Base 10 is the wave of the future. Heh heh. I used an on-line conversion website to show the measurements in ounces. I hope they are correct.

Sarah said...

Thanks so much for this recipe! I cannot find any vegan buns around here. I will definitely be making these for summer bbq. :)

Happy Herbivore! said...

I wonder if I make them "long" will they be hot dog buns~?

Allison said...

I made these yesterday. Holy cow!! They are fantastic. Just what I was hoping for. They took forever, but it was worth it. Now I just have to make burgers. Love your blog.


Anonymous said...

outstanding! Best hamburger rolls I've tasted. I used rice milk and made 24 small ones. They are still a pretty good size.

Diva380 said...

Because I wasn't sure if I or anyone else in my house would eat 24 buns, I halved the recipe, and then made the buns bigger so there were 8 buns instead of 12. Anyways, it's funny because a family member of mine who was helping me with the recipe was complaining about how the recipe wasn't using a bread machine, and that the dough had to be weighed on a scale (which we didn't have, so we skipped that). However, when the buns were done, she said they came out great and then took one without my permission, lol.
With my food allergies to dairy, eggs, ALL nuts and most meat, I've never been able to eat a regular hamburger. So this was a treat for me. Now it's just a matter of finding foods to put in the hamburger, because I don't know what I like yet!
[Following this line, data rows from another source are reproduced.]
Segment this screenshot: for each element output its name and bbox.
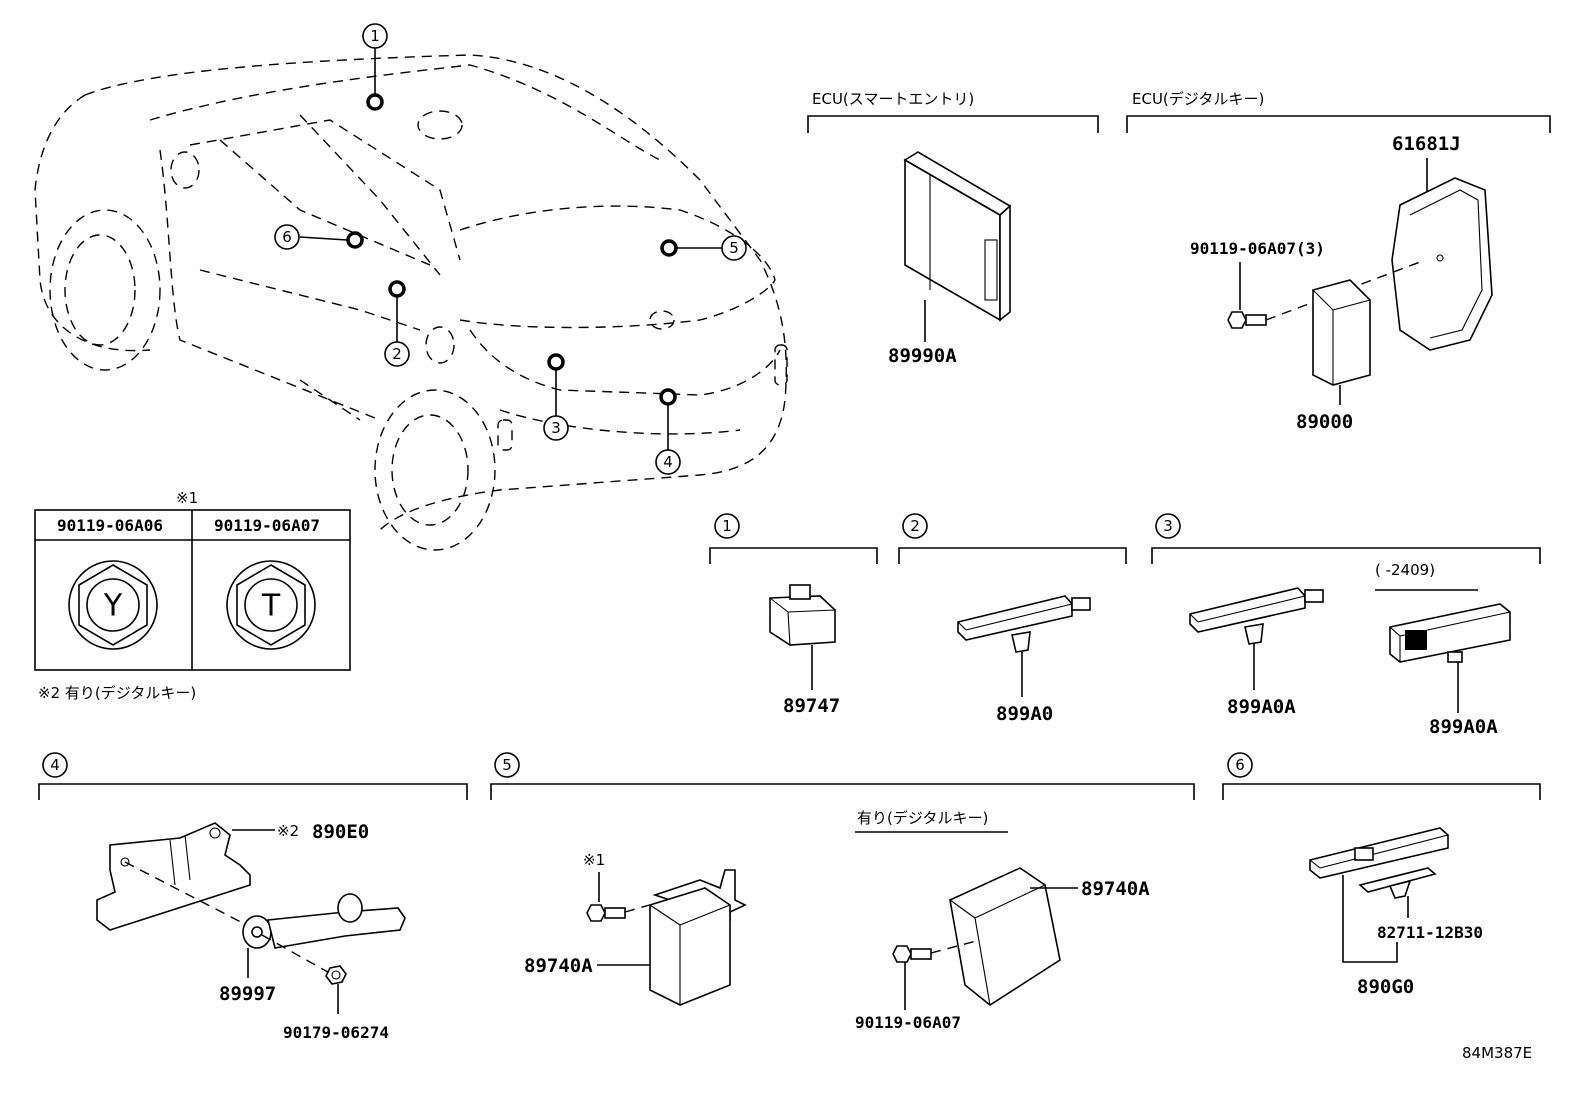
callout-6: 6 xyxy=(282,228,292,246)
sensor-89997 xyxy=(242,893,406,949)
callout-3: 3 xyxy=(551,419,561,437)
ecu-smart-entry-title: ECU(スマートエントリ) xyxy=(812,90,974,108)
symbol-t: T xyxy=(261,589,281,624)
bolt-head-t-icon: T xyxy=(226,560,316,650)
note-2-text: ※2 有り(デジタルキー) xyxy=(38,684,196,702)
part-89000: 89000 xyxy=(1296,411,1353,433)
note-2-mark-890E0: ※2 xyxy=(277,822,299,840)
sensor-89747 xyxy=(769,584,836,646)
section-1-number: 1 xyxy=(722,517,732,535)
antenna-899A0A-2 xyxy=(1389,603,1511,663)
ecu-89740A-2 xyxy=(949,867,1061,1006)
ecu-smart-entry-group: ECU(スマートエントリ) 89990A xyxy=(807,90,1099,367)
diagram-id: 84M387E xyxy=(1462,1044,1532,1062)
section-2: 2 899A0 xyxy=(898,513,1127,725)
part-82711-12B30: 82711-12B30 xyxy=(1377,923,1483,942)
ecu-digital-key-title: ECU(デジタルキー) xyxy=(1132,90,1264,108)
section-4-number: 4 xyxy=(50,756,60,774)
bolt-head-y-icon: Y xyxy=(68,560,158,650)
part-89997: 89997 xyxy=(219,983,276,1005)
callout-2: 2 xyxy=(392,345,402,363)
ecu-89740A-1 xyxy=(649,869,747,1006)
ecu-digital-key-group: ECU(デジタルキー) 61681J 90119-06A07(3) 89000 xyxy=(1126,90,1551,433)
bracket-61681J xyxy=(1391,177,1493,351)
callout-5: 5 xyxy=(729,239,739,257)
section-6: 6 82711-12B30 890G0 xyxy=(1222,752,1541,998)
part-89740A-2: 89740A xyxy=(1081,878,1150,900)
part-90119-06A07-3: 90119-06A07(3) xyxy=(1190,239,1325,258)
antenna-890G0 xyxy=(1309,827,1449,879)
part-90119-06A07: 90119-06A07 xyxy=(855,1013,961,1032)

To anyone allergic to sesame seeds like me, you can replace them with chopped onion flakes, or even the seeds from inside of a green pepper. Actually, you can probably use other seeds, too. :)

Amarand said...

This recipe is great! At first, I was like "whoa, do I really need to go through all these stages of rising?" but then when I baked them, the texture was super amazing. Thank you! Oh, and by the way, if you bake the second set of rolls for an extra 10 or 15 minutes while you watch TV with the kids, they end up getting as hard as a rock. *Laughs*

Paige said...

Seriously love your blog, and my boy does too! He's only 11 months but DEVOURS the tempeh burgers and vegan sausages! THANK YOU for sharing all this with us. We just moved to middle-of-nowhere Kansas from Houston, TX and we were getting a little discouraged (can't find too many vegan options out here in the Mid-West) and thought our kid was never going to go for this type of food.

Making these buns again today! We love 'em!

josh said...

made these with coconut milk (only had vanilla rice milk, otherwise) and random proportions of WW pastry, plain WW, and un-un white (pantry cleanout). turned out pretty well, actually!

Michaela said...

WOW. After a failed attempt with a different recipe earlier today, I found these ... and they're insanely delicious. I've never seen a more perfect hamburger bun. Crusty outside, fluffy inside, yeasty smell, perfectly browned tops. THANKS for sharing this recipe!!

maniacmagee said...

Nice recipe! I wanted to shave off some time, so I made an adjustment: activate the yeast first (in warm water with a pinch of sugar), and add it at the beginning. Then cut the rise time down to two half-hour segments with a punch-down in between. I recommend folding instead of actually punching, because you want a few big bubbles in there to keep the buns from being too dense. Also, slash before baking. I used corn meal to coat the pan before proofing. They turned out great.

Vrnda Devi said...

I love your blog! These are currently in the oven and they look wonderful!

Raj said...

What kind of yeast did you use?
The "active Dry Yeast" available here needs proofing. We need to put in warm water with a teaspoon of sugar and set it aside for 10 minutes it foams up then you add to the dough.
Do you mean active "Instant" yeast. That is the kind of powder you add directly to the dough. Generally its sifted into the flour for better mixing.